Они достали ножи и начали свежевать тушу. Но шкуру не снимали, потому что зверя еще надо было на волокуше дотащить до табора.

— Я слышал, что люди поступают, как ты, — сказал Дисанги, — но никогда не видел. Отскочил — и зверь мимо.

— Ничего другого не оставалось…

— Жалко, ты не видел, как я подал тебе знак.

Но, боясь показаться впечатлительным и сентиментальным, Семен выломал из челюсти кабана левый клык, на который он глядел, когда вепрь несся на него.

Потом разговаривать было некогда.
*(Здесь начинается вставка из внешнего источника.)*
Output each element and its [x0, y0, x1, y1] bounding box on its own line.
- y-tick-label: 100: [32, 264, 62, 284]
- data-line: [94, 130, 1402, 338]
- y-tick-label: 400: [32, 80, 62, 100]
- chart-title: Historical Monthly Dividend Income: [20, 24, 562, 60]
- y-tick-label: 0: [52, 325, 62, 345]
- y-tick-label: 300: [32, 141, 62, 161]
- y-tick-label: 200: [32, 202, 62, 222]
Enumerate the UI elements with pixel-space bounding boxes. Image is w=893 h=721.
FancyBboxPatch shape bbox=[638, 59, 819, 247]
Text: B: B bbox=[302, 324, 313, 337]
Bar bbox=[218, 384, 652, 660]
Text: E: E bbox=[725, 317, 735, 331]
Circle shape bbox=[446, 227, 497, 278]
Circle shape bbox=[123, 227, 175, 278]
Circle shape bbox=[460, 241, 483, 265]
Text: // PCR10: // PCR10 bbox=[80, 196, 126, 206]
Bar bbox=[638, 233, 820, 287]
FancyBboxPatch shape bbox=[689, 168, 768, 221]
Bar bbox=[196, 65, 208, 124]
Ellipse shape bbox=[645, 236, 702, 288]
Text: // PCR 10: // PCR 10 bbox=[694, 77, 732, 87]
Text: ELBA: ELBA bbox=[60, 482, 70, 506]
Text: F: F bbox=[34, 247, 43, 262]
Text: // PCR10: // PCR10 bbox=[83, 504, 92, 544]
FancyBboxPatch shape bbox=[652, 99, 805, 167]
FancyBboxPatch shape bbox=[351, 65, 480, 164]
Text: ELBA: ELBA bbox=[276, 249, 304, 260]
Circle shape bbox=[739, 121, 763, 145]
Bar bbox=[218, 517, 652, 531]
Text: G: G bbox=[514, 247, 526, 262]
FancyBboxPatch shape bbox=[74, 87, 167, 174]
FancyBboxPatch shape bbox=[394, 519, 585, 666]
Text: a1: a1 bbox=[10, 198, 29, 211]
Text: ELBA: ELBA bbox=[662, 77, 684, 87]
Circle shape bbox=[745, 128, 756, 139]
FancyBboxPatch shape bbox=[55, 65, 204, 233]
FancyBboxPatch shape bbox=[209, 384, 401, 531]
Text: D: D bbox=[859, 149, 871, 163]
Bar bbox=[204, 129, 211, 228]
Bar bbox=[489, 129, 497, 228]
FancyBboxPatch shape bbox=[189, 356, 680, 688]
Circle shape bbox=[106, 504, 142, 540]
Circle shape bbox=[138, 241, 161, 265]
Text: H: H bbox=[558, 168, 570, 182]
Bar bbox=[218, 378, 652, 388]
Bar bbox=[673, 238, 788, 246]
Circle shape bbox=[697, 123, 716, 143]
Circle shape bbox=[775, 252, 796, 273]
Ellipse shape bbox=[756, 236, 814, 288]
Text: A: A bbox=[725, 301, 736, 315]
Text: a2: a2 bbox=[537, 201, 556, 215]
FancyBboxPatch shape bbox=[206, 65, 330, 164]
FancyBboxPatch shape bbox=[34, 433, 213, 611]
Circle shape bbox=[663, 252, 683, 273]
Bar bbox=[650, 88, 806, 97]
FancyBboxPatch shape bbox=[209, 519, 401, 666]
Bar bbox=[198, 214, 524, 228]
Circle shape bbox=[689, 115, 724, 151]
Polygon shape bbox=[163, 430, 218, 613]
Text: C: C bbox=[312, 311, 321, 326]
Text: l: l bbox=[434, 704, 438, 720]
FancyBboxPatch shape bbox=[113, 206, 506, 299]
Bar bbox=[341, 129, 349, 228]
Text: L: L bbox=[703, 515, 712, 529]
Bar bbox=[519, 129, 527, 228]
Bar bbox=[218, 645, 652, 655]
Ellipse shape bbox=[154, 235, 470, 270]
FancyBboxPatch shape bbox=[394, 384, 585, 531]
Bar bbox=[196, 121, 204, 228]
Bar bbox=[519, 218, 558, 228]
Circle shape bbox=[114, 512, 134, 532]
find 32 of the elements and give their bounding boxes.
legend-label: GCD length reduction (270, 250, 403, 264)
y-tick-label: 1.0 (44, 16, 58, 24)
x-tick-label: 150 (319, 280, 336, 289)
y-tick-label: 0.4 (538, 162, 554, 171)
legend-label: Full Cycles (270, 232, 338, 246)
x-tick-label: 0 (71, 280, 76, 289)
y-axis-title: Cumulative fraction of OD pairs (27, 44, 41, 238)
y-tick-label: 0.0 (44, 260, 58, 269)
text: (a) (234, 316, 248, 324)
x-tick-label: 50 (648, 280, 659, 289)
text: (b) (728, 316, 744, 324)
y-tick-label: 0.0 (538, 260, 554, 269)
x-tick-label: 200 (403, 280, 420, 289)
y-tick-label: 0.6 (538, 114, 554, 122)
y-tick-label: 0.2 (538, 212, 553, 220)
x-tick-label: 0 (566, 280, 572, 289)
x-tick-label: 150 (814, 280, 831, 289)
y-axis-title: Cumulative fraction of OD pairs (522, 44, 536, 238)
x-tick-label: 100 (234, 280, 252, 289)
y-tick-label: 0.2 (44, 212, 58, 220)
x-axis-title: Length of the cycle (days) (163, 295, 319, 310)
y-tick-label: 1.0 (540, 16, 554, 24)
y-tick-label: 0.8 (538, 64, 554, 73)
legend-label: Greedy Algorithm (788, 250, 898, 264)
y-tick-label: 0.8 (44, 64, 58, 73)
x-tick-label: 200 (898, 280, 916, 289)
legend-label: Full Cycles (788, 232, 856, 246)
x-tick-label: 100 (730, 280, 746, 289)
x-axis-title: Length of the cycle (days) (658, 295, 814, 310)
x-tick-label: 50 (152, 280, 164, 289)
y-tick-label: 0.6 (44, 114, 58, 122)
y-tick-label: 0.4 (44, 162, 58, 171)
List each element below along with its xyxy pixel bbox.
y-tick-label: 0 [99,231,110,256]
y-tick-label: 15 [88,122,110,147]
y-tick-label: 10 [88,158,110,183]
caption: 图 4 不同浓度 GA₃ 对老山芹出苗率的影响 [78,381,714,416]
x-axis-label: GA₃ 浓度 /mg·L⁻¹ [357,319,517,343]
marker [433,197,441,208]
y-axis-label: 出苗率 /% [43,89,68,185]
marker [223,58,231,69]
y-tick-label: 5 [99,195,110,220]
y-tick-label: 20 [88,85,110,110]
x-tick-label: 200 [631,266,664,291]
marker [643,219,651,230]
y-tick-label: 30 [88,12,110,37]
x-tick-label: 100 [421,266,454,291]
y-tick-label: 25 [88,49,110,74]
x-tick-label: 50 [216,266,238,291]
Тяжелая туша зверя на волокуше умотала и Семена, а Дисанги просто извелся. Но он не отпускал свою жердь и старался не отставать от инспектора. В таборе их встретили молодые охотники. Они вернулись без пантов. Разговор у костра не клеился. Даже слова Дисанги об уходе не произвели впечатления. А старика это очень огорчило, и он рано лег спать, подстелив под бок барсучью шкурку. Инспектор и Дисанги ушли спозаранку, еще не рассвело, но свод неба посветлел, и звезды сильно играли. Молодых охотников не было. Они ушли еще вечером, но выстрелов ночью Семен не слышал, и Дисанги тоже.

— Я старый и плохой охотник, — сказал удэгеец.

Никак не мог разобрать Семен, почему старик настолько тяжело воспринимает промах на охоте и неудачу молодых. Он будто съежился, стал еще мельче, упал духом.

Дисанги шагал молча. Только к вечеру, когда они увидели с вершины одной из сопок склоны Хребтовой, Дисанги сказал:

— Видишь — нельзя тут пройти, чтоб тебя не приметили. Туда по оголовью, по лысым местам.

— Вижу, Дисанги.

Контуры далекой сопки, покрытые чернолесьем, ее голая вершина походили на тушу древнего зверя с вытертой на хребте шерстью. Семен достал чертеж, который передал ему Ефрем Шаповалов, и понял — тот тоже был здесь или совсем рядом. Нанесенные им очертания сопок совпадали. Но в тех точках, где на плане Шаповалова стояли отметки, костров не было видно. Увалы Хребтовой выглядели дикими. И только в стороне, подсвеченной белой поздней зарей, светилась струйка дыма, одинокая, беззащитная. То был табор Антона Комолова.

— День-два, и я узнаю все точно, — сказал Семен и обернулся к Дисанги. Но того не оказалось рядом. Старик лежал на барсучьей шкурке у комля могучего флагового кедра, верхушка которого была расщеплена молнией. Удэгеец осунулся, закрытые глаза ввалились, а сквозь дряблую кожу как бы проступали очертания черепа.

— Загнал я тебя, Дисанги… — присев около старца, виновато пробормотал инспектор.

— Я старый и плохой охотник.

— Ну, конечно, не молодой человек.

— Человек — охотник. Нет охотника — нет человека.

— Зачем так, Дисанги? Колхоз даст тебе пенсию. Ты честно заработал ее.

— Зачем волочить свою жизнь, как тот кабан кишки, — очень тихо и просто сказал Дисанги, не открывая глаз.

— Будет костер, будет чай, и все будет отлично.

— Нельзя костер жечь. Он увидит. Насторожится.

— Кто он? — несколько недоуменно спросил Семен, занятый мыслями о здоровье Дисанги.

— Тот, что жег костры.

— Ладно. Я уйду на северный склон сопки. Оттуда никто не увидит костра.

— Хитрее тигра надо быть. Нельзя нигде костер жечь, — продолжал Дисанги, не поднимая век.

— Как же ты, Дисанги, не рассчитал своих сил?

— Они кончились — и все. Нет охотника — нет человека, — тихо проговорил удэгеец.

— Так нельзя, Дисанги. — Семен почему-то тоже перешел на шепот. — Отдохни. Что-нибудь придумаем.

— Отдохну. Отдохну… Не жги костер. Маленький-маленький дым увидит. Насторожится. Вдруг уйдет.